Plagiarism Detector

Inspiration

We were inspired first by the Word2Vec model developed by Google. After this, and the new public conversation about ChatGPT and plagiarism, we thought it would interesting to develop a tool that can determine the similarity of two documents.

What it does

The backend utilizes a homegrown language processing library which implements a trained word2vec model. Using this, we can break down text documents, remove stop words, tokenize strings, and using word embeddings to calculate the vector value of a string. Then we use a cosine similarity (otherwise known as dot product) to compare two vector values, the very nature of a dot product makes the number of words in each string irrelevant making this a fairly robust method.

First, a user finds two documents they think are similar.

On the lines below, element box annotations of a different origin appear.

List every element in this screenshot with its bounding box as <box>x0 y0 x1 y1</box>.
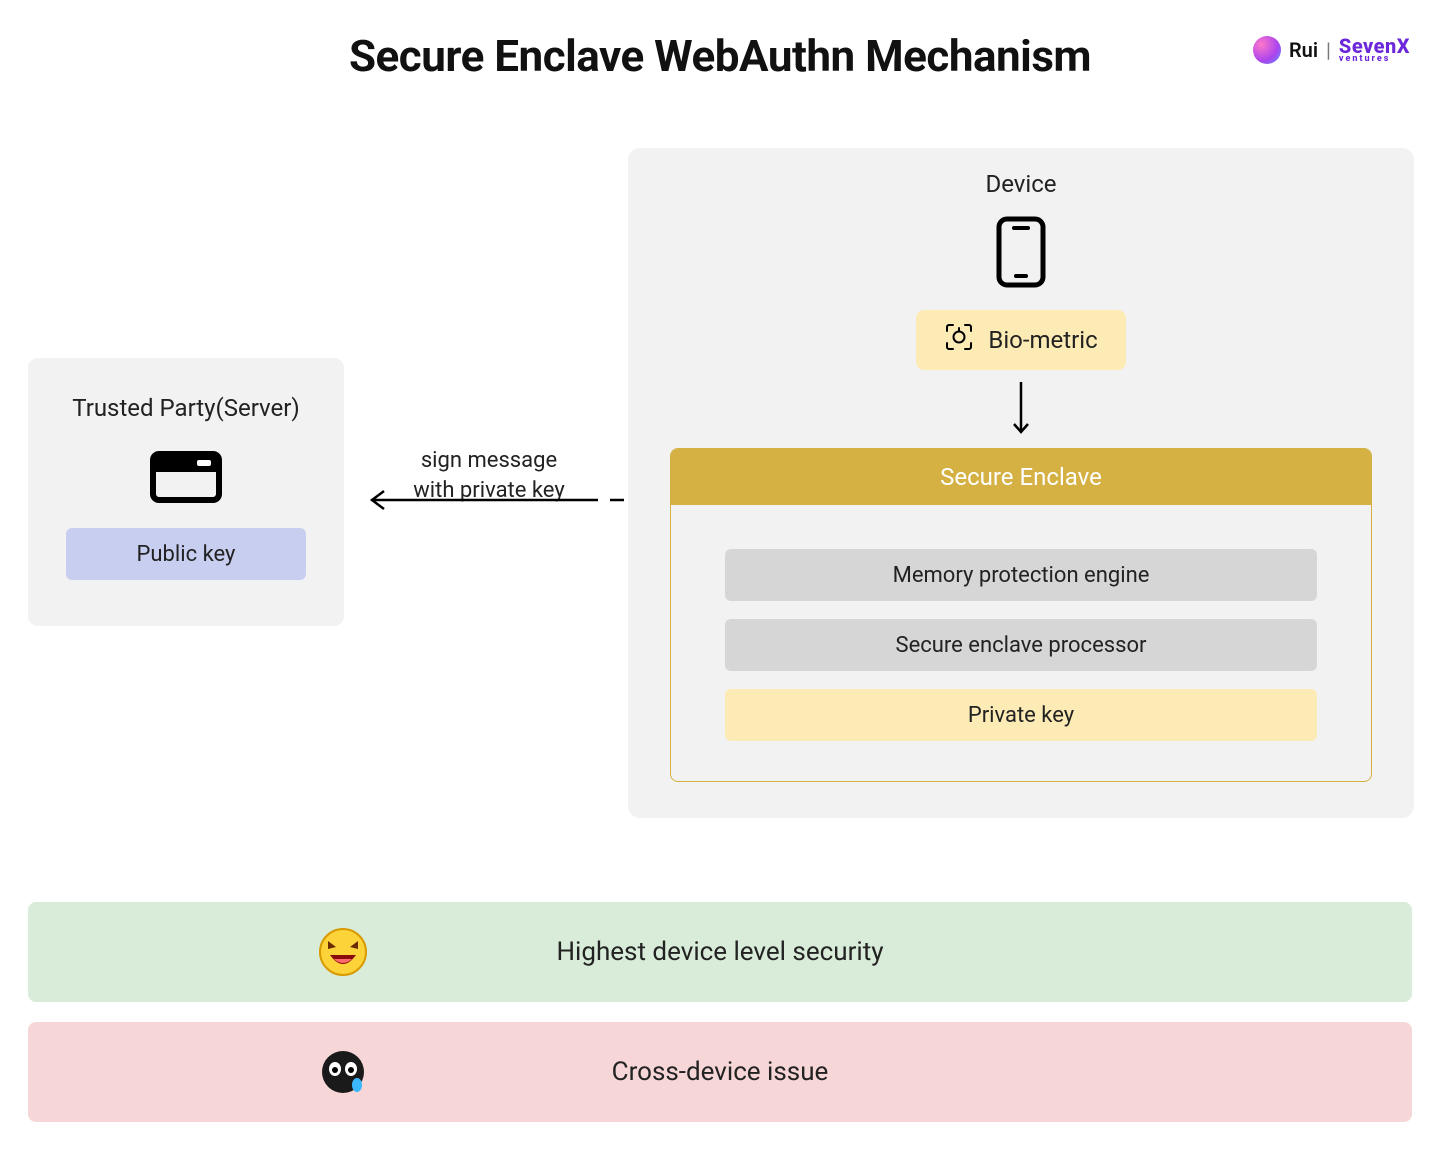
secure-enclave-header: Secure Enclave <box>671 449 1371 505</box>
arrow-label-line1: sign message <box>421 448 557 473</box>
biometric-label: Bio-metric <box>988 326 1097 354</box>
pro-bar: Highest device level security <box>28 902 1412 1002</box>
face-id-icon <box>944 322 974 358</box>
arrow-left-icon <box>354 488 624 512</box>
sevenx-logo-sub: ventures <box>1339 55 1390 63</box>
enclave-processor-row: Secure enclave processor <box>725 619 1317 671</box>
biometric-badge: Bio-metric <box>916 310 1125 370</box>
page-title: Secure Enclave WebAuthn Mechanism <box>0 30 1440 82</box>
con-label: Cross-device issue <box>612 1057 829 1087</box>
public-key-badge: Public key <box>66 528 306 580</box>
branding-separator: | <box>1326 38 1331 62</box>
arrow-down-icon <box>1011 380 1031 442</box>
trusted-party-title: Trusted Party(Server) <box>72 394 299 422</box>
sad-emoji-icon <box>318 1047 368 1097</box>
trusted-party-panel: Trusted Party(Server) Public key <box>28 358 344 626</box>
memory-protection-row: Memory protection engine <box>725 549 1317 601</box>
secure-enclave-body: Memory protection engine Secure enclave … <box>671 505 1371 781</box>
pro-label: Highest device level security <box>556 937 883 967</box>
laughing-emoji-icon <box>318 927 368 977</box>
footer: Highest device level security Cross-devi… <box>28 902 1412 1122</box>
author-avatar <box>1253 36 1281 64</box>
private-key-row: Private key <box>725 689 1317 741</box>
sevenx-logo: SevenX ventures <box>1339 37 1410 63</box>
phone-icon <box>996 216 1046 292</box>
branding: Rui | SevenX ventures <box>1253 36 1410 64</box>
server-icon <box>149 450 223 508</box>
page-title-row: Secure Enclave WebAuthn Mechanism <box>0 30 1440 82</box>
sevenx-logo-main: SevenX <box>1339 37 1410 55</box>
device-panel: Device Bio-metric Secure Enclave Memory … <box>628 148 1414 818</box>
secure-enclave-box: Secure Enclave Memory protection engine … <box>670 448 1372 782</box>
device-title: Device <box>985 170 1056 198</box>
author-name: Rui <box>1289 38 1318 62</box>
con-bar: Cross-device issue <box>28 1022 1412 1122</box>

Then, the user pastes the contents of the documents into the two textboxes on the home page of the website. After pressing the button, the user is met with a similarity score between the two documents.

If a sentence in either document contains a parenthetical citation, it is not considered when calculating a similarity score. For example, a sentence like the following would not be included: "Some scholars note that '[t]he Martin XB-68 was a supersonic medium tactical bomber with a crew of two that was proposed in 1954 to the United States Air Force' (Wikipedia)".

How we built it

The frontend was built with React. The backend was written in Go and we used a pretrained Word2Vec model.

Challenges we ran into

Towards the end of the hackathon, we had a hard time integrating the frontend with the backend. In particular, we had a hard time sending requests from the frontend to the backend.

Accomplishments that we're proud of

We were able to write a library that handles a Natural Language Processing model. The backend does work which is cool!

What we learned

This is our first time competing in a hackathon! We learned a lot, including how to use React. We also sharpened our skills in Go and collaborating with using Git.

What's next for Plagiarism Detector

If we had more time, we would add the ability to upload documents directly instead of copying and pasting text into text boxes. On top of this, we would add the ability to search the internet for resources that may have been plagiarized.